2.3. Dilatational Viscoelasticity

The effect of the Fe3O4–S and Fe3O4–AS nanoparticles on the dilatational viscoelasticity of the DPPC monolayer was investigated under dynamic conditions by the oscillating barrier method, which allowed the determination of a dilatational viscoelasticity modulus (E) as a complex quantity. The E modulus is composed of the real component, elastic modulus, E’ and an imaginary component, viscous modulus, E”:

E = E’ + iE”. (2)

For a perfectly viscous Langmuir film, the real part of E is equal to 0, while for an ideally elastic one, the imaginary part takes the value of 0. The surface viscoelastic properties of the Fe3O4–S/DPPC and Fe3O4–AS/DPPC films at the air–water interface were investigated at a surface pressure corresponding to that in a native cellular membrane (30 mN·m−1) depending on the deformation rate, i.e., the frequency of oscillations (f). The E’ and E” modulus as a function of the composition of the binary films are plotted in Figure 4.

Figure 4.

Figure 4

Dependencies of the elastic (E’) and viscous (E”) modulus of the Fe3O4–S/DPPC (a) and Fe3O4–AS/DPPC (b) films on their composition measured at the different frequencies of the barrier oscillations.

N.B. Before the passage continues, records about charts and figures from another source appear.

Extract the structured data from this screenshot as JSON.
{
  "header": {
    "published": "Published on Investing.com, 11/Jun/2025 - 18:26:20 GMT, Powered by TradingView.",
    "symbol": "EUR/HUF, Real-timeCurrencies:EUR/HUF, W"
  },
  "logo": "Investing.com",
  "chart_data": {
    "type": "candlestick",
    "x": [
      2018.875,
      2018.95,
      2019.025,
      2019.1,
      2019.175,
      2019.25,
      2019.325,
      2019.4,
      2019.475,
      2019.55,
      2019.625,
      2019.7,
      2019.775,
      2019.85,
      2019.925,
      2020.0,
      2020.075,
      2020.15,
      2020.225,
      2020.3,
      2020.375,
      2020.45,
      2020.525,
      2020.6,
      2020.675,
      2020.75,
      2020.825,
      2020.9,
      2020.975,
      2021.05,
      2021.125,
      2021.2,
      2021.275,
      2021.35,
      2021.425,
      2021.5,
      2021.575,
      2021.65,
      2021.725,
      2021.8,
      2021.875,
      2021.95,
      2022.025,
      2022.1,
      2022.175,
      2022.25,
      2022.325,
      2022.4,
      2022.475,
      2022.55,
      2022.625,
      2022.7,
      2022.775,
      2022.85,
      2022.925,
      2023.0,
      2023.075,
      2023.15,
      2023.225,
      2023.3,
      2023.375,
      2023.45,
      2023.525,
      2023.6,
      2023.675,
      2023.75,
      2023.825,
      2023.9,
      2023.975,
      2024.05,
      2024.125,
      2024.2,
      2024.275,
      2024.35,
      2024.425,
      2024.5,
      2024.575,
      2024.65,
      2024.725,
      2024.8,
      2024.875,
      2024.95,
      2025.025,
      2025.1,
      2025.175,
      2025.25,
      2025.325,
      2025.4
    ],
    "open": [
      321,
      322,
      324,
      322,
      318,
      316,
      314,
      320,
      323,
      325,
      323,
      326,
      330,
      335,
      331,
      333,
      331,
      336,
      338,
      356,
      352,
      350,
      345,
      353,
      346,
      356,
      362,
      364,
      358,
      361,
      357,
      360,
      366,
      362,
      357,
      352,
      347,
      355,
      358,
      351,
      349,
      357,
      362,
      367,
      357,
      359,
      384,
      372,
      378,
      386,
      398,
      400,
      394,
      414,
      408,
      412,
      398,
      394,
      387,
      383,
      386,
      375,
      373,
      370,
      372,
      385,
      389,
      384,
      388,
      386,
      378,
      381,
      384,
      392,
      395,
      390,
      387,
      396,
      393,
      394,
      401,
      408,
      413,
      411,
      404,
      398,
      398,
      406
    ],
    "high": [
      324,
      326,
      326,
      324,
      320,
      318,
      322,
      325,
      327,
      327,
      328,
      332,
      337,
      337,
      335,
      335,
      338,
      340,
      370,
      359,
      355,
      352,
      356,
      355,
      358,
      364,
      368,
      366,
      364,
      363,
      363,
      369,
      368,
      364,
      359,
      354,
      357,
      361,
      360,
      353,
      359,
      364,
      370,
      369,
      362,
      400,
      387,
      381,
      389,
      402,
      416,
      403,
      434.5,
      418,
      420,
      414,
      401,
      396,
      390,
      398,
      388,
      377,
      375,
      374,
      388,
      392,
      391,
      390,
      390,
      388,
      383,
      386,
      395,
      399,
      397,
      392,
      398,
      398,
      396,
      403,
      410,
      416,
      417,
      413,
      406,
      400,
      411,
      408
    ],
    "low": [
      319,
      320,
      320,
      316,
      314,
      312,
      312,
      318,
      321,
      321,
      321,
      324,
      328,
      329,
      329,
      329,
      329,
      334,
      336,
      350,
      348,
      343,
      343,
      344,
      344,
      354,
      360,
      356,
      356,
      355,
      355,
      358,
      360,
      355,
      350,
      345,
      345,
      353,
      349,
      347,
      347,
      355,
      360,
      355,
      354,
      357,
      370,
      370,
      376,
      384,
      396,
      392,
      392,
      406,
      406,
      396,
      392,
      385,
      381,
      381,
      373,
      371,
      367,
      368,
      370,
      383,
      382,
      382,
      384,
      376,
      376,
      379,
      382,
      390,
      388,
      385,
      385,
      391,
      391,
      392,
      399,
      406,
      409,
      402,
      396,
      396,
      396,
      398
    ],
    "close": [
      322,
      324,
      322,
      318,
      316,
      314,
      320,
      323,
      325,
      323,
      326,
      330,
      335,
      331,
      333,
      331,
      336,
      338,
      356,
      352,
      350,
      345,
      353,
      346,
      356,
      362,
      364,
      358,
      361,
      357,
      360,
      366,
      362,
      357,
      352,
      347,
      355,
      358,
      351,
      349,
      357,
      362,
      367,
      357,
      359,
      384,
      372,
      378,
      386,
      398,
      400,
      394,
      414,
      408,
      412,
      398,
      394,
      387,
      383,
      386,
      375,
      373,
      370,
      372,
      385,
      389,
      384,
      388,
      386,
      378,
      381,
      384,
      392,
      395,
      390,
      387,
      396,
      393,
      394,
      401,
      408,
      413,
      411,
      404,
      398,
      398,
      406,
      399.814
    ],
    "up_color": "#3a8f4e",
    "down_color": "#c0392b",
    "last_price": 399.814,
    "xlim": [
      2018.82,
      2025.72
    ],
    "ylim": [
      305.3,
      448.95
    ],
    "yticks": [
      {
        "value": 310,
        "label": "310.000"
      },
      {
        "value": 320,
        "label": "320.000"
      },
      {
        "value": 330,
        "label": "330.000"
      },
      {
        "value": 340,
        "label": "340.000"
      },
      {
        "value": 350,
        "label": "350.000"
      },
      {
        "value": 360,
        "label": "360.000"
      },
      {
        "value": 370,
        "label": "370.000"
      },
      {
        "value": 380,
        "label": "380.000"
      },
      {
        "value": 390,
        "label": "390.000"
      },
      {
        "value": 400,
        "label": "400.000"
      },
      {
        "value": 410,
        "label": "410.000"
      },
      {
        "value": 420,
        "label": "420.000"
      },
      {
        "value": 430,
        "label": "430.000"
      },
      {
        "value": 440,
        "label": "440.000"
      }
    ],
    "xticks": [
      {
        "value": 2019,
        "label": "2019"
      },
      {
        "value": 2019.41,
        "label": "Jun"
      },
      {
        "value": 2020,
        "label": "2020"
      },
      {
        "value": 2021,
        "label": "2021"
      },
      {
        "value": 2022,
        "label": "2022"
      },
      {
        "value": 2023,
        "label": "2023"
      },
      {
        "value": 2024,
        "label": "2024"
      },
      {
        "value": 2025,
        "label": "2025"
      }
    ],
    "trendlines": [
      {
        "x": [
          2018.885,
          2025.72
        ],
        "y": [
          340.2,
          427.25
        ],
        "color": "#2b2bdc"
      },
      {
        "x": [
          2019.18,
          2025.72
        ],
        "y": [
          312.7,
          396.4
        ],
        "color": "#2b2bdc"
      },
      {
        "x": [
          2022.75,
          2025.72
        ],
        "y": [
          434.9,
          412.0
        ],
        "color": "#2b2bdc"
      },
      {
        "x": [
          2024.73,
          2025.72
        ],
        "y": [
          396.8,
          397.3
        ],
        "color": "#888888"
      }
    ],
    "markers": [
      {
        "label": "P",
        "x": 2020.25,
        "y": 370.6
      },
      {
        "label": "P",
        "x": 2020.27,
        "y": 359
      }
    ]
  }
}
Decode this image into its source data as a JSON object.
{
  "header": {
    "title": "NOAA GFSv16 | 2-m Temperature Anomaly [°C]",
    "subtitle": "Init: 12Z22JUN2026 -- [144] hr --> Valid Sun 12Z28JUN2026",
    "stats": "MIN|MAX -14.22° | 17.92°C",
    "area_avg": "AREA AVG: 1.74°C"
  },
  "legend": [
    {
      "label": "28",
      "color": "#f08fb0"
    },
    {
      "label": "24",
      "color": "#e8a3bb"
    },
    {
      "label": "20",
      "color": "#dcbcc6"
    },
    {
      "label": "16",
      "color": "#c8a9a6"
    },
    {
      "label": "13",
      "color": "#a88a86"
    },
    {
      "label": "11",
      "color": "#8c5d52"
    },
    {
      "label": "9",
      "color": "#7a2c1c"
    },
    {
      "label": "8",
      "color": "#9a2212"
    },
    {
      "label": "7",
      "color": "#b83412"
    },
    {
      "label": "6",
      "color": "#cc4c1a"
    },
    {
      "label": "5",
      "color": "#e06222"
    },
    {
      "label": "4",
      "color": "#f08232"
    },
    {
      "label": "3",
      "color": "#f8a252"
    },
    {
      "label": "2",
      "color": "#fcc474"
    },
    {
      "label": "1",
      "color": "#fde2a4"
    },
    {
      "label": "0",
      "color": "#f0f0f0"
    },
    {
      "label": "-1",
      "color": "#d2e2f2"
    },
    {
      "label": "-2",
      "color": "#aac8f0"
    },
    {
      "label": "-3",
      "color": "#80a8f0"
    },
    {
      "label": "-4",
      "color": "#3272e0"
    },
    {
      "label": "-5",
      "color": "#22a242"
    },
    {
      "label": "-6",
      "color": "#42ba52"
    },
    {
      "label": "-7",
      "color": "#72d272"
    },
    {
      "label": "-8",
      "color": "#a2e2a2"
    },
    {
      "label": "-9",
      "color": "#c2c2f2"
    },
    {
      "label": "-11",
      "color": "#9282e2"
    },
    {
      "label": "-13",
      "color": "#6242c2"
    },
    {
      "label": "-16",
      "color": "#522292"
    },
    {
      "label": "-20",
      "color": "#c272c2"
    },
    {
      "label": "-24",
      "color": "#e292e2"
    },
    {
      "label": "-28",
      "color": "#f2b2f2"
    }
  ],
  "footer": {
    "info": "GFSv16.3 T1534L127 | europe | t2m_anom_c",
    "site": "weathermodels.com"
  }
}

Figure 4 shows that the dilatational elasticity (E’) of the Fe3O4–S/DPPC and Fe3O4–AS monolayers depends very weakly on the frequency of oscillations in the studied range, while the dilatational viscosity (E”) slightly increases with the frequency. In the case of the pure DPPC film, the values of the elastic modulus E’ were significantly higher than the values of the viscous modulus E”, which indicated the formation of an elastic DPPC monolayer. Thus, although there was a viscoelastic response, the DPPC film exhibited a more elastic character. The presence of the Fe3O4–S and Fe3O4–AS nanoparticles did not change the elastic character of the DPPC monolayer. However, the elastic modulus decreased when the concentration of both types of the nanoparticles in the mixed films increased. Simultaneously, the viscous modulus remained almost unchanged in the case of the Fe3O4–S/DPPC monolayers and dropped slightly in the case of the Fe3O4–AS/DPPC films. The decrease of E’ and thus a reduced elasticity of the binary films was probably caused by the increase in the number and size of the more rigid domains formed by the nanoparticles with their growing concentration. It should be taken into account that the observed effect could also have been caused by the desorption of part of the nanoparticles from the air–water interface during compression of the binary films to the surface pressure of 30 mN·m−1, when the oscillatory barrier experiment was performed. The higher concentration of the nanoparticles in the Langmuir monolayer could have led to their stronger desorption.

2.4. Adsorption Kinetics

To investigate the adsorption of the Fe3O4–S and Fe3O4–AS nanoparticles into the DPPC monolayer, the kinetics of this process were recorded at a surface pressure of 30 mN·m−1. The change of the surface pressure (Δπ) as a function of time was monitored at the fixed barrier position after injection of the suspension of the nanoparticles into the water subphase. In general, the increase in the Δπ value above zero indicated the adsorption of the nanoparticles into the phospholipid monolayer. On the other hand, a decrease below zero was related to the extraction of phospholipid molecules from the air–water interface as a result of nanoparticle–phospholipid interactions. The Δπ increase was observed after injection into the water subphase of both types of nanoparticles. The Δπ took the value of ≈4.2 mN·m−1 and 7.1 mN·m−1 after 6 h from injection of the Fe3O4–S and Fe3O4–AS nanoparticles, respectively, which suggested that they were adsorbed into the DPPC monolayer. Moreover, adsorption was stronger for Fe3O4–AS nanoparticles (Figure 5).

Figure 5.

Figure 5

Adsorption kinetics of the Fe3O4–S and Fe3O4–AS nanoparticles from the water subphase into the DPPC monolayer recorded at the surface pressure of 30 mN·m−1.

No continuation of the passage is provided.